Dia bebas murni setelah menjalani masa hukuman di Lembaga Pemasyarakatan Pasir Putih, Pulau Nusakambangan, Cilacap, Jawa Tengah pada Maret 2016.
Tidak tenar
Namun demikian pakar terorisme Nasir Abas mengatakan bahwa sosok Harry di JI tidak begitu penting karena saat itu dia masih sangat muda.
“Dia tidak masuk di struktural JI, bukan termasuk pimpinan JI. Dulu banyak pendukung JI. Kala itu mungkin dia supporter saja, ” kata Nasir kepada BeritaBenar.
Saat ini, tambahnya, JI sudah dinyatakan bubar dan tidak eksis lagi. Banyak di antara anggota JI tidak aktif lagi.
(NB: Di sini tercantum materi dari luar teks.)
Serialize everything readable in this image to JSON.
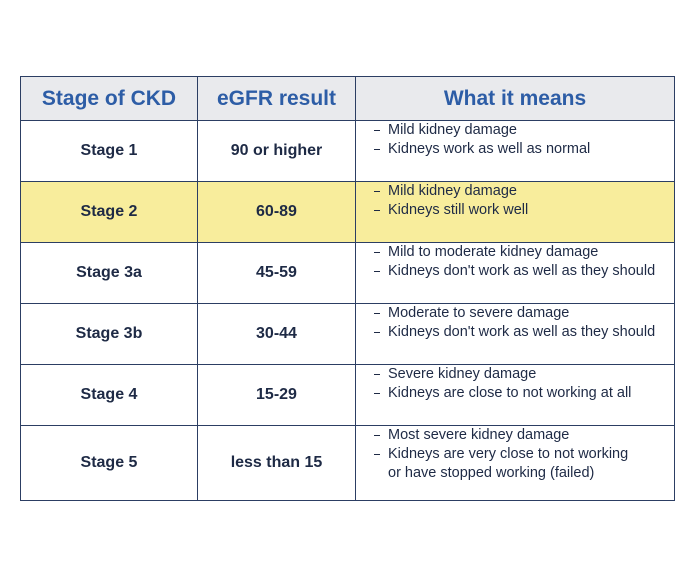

“Biasanya tidak mau memakai nama JI lagi. Kalau dia terlibat terorisme pasti bergerak atas kemauan sendiri,” kata Nasir, mantan pimpinan JI yang kini aktif dalam program deradikalisasi.
Alumni akademi militer Mujahiddin Afghanistan itu mengaku tidak pernah mengenal Harry.
“Hanya pernah dengar saja namanya, kenal waktu ditangkap saja,” kata Nasir.
Dia menambahkan bahwa ada kalanya anggota JI terpengaruh oleh ideologi ISIS saat di penjara.
“Sebagian mantan anggota JI ada yang aktif di ISIS, ada yang praktik ke Suriah, ada juga yang gabung ke JAD, bukan suatu hal yang mustahil,” katanya.